Sunday, March 30, 2003

I've left the Tresco paradise and am now back in lovely East London. On my way home I managed to fit in a visit to St Ives (see the review of The Tate below) which was worth it for the amazing train journey alone. I was sad to leave The Scilly Isles (and Cornwall in general) but its good to get back to civilisation (as the nice Tresco bike hire man said).

'Daying' at Transition has now finished and at the weekend I am going to start putting up the next show 'Scritch Scratch' which I am curating. It is going to be really interesting with an eclectic mix of contributors and is very succinctly a new appraisal of drawing. I will give more details in my next entry.

The Tate St Ives

The Tate St Ives is a good looking building (kind of reconstructed 30s industrial) and the beachside location is stunning but it seems to operate on a reverse tardis principal with much less room inside than is apparent from the outside. Consequently I’ve always found shows here a bit of a let down (I remember a particularly insipidly small Rothko one), this current display however seems to work.

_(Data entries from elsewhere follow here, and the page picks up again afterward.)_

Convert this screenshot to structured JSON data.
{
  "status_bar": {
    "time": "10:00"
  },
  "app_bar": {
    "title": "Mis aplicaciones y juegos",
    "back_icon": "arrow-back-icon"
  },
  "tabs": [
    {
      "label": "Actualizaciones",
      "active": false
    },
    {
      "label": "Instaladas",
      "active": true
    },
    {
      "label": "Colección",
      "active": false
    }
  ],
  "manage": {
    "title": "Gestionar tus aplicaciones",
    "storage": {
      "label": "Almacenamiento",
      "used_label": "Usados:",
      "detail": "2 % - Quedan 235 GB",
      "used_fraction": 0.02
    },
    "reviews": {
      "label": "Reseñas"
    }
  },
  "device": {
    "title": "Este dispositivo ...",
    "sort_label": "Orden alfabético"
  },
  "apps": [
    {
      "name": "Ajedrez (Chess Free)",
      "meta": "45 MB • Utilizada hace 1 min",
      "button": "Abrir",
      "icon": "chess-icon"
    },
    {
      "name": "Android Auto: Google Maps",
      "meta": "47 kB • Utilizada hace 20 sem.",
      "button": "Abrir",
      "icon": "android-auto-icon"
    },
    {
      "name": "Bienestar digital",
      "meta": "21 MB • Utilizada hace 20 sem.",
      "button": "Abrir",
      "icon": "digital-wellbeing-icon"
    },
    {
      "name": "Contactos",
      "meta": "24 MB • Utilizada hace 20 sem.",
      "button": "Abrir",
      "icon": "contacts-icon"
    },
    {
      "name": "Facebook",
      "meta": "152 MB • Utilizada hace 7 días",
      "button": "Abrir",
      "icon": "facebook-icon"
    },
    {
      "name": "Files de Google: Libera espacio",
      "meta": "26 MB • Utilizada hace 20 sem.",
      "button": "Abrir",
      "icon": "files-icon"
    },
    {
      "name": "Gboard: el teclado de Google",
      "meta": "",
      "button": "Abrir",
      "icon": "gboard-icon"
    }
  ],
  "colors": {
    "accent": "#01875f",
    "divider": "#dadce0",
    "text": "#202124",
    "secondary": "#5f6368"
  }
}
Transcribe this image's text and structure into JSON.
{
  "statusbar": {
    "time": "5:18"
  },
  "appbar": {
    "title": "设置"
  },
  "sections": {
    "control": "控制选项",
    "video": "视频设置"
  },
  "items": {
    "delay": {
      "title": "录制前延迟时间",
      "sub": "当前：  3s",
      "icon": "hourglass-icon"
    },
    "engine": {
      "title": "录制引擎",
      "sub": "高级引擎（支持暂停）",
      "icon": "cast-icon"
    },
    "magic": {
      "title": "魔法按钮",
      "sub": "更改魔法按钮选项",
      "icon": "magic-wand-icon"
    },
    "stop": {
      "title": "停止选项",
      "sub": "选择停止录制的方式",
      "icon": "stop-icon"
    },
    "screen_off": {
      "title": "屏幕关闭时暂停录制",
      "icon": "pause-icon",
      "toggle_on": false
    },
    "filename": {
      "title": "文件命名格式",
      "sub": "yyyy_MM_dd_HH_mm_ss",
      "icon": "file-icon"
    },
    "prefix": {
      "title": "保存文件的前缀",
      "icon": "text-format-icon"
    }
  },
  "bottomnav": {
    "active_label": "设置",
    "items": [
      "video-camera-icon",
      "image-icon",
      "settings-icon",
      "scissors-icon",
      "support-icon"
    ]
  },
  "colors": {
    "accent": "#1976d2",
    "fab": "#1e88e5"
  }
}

There are three major things going on in the gallery at the moment.

Terry Frost
– a retrospective, a room of new work and another small room of his selections from the Tate collection. I found his new work a little bland and the old work a little tired; I did however enjoy his collection selection, which included Reinhart, Delaney, Kandinsky and Barnett Newman.

Pier Arts Centre Collection
– The Orkneys’ Pier Arts Centre is being renovated, so for a year some of its collection of ‘St Ives’ artists is on loan to the Tate. Initial thoughts are that this is a standard selection of St Ives’ work (although it does include some gems by Alfred Wallis, Ben Nicholson etc). What however makes it different is the way it’s shown. The artist Julie Roberts (one of the three showing in ‘Painting Not Painting’) has designed Barbara Hepworth wallpaper, which lines the gallery. The shock of the non-white walls is one thing but a patterned wall in an art gallery is quite fantastic! The wallpaper image is of Hepworth in baggy boiler suit equipped with a hammer and chisel sculpting away at one of her trademark organic, oval shapes. The colours are beautifully nostalgic and the handmade, screen printed surface is a homely English version of Warhol’s cow paper. It lifts the art hung upon it to a new level and for the first time I can feel the excitement that the incoming Nicholson felt when he first saw Alfred Wallis’ paintings whilst his own fireworks and Coty paintings are revitalised and compelling.

Painting Not Painting
– Julie Roberts, Jim Lambie and Victoria Morton. This is a commendable effort to investigate the diverging practices that make up contemporary painting. Jim Lambie is really more of a sculptor and his ‘zoobop’ must surely be one of the most over exposed art pieces of the 21st Century. If you haven’t yet seen it, it is a custom made floor covering made up of strips of different coloured tape which together form a kind of psychedelic, stripy lino. Victoria Morton does abstract canvases. The catalogue essay attempts to place her in some new kind of category where the artist works into the space of the canvas using gestural marks but I’m not sure I go for it. Colours are nice though. The most interesting work for me is that of the fore mentioned wallpaper designer, Julie Roberts. I haven’t heard of her before but judging by her cv she’s been around a while and despite my disappointment when I read that she is interested in examining the depiction and role of women in art (a prejudice of 20th Century Feminist art that I should get over!) her work was fascinating. Roberts has painted the walls of a small room with watercolour so it resembles faded Victorian wallpaper. Upon this are hung a series of her precisely made drawings of the victims of Jack The Ripper based on research made in the public records library. Although fairly gruesome (one in particular) they gave a peculiar dignity to these women who are only remembered because of their deaths. The understatedness of the installation is a fantastic subtle contrast to the bombastic nature of Lambie’s ‘Zoobop’.

The message I took away was that painting has expanded its boundaries and anything can now be included within its remit, including sculpture, drawing and installation. This is I think a very positive development.

Overall the gallery is as interesting as its ever been, so head down to St Ives before the summer surf crowd take it over.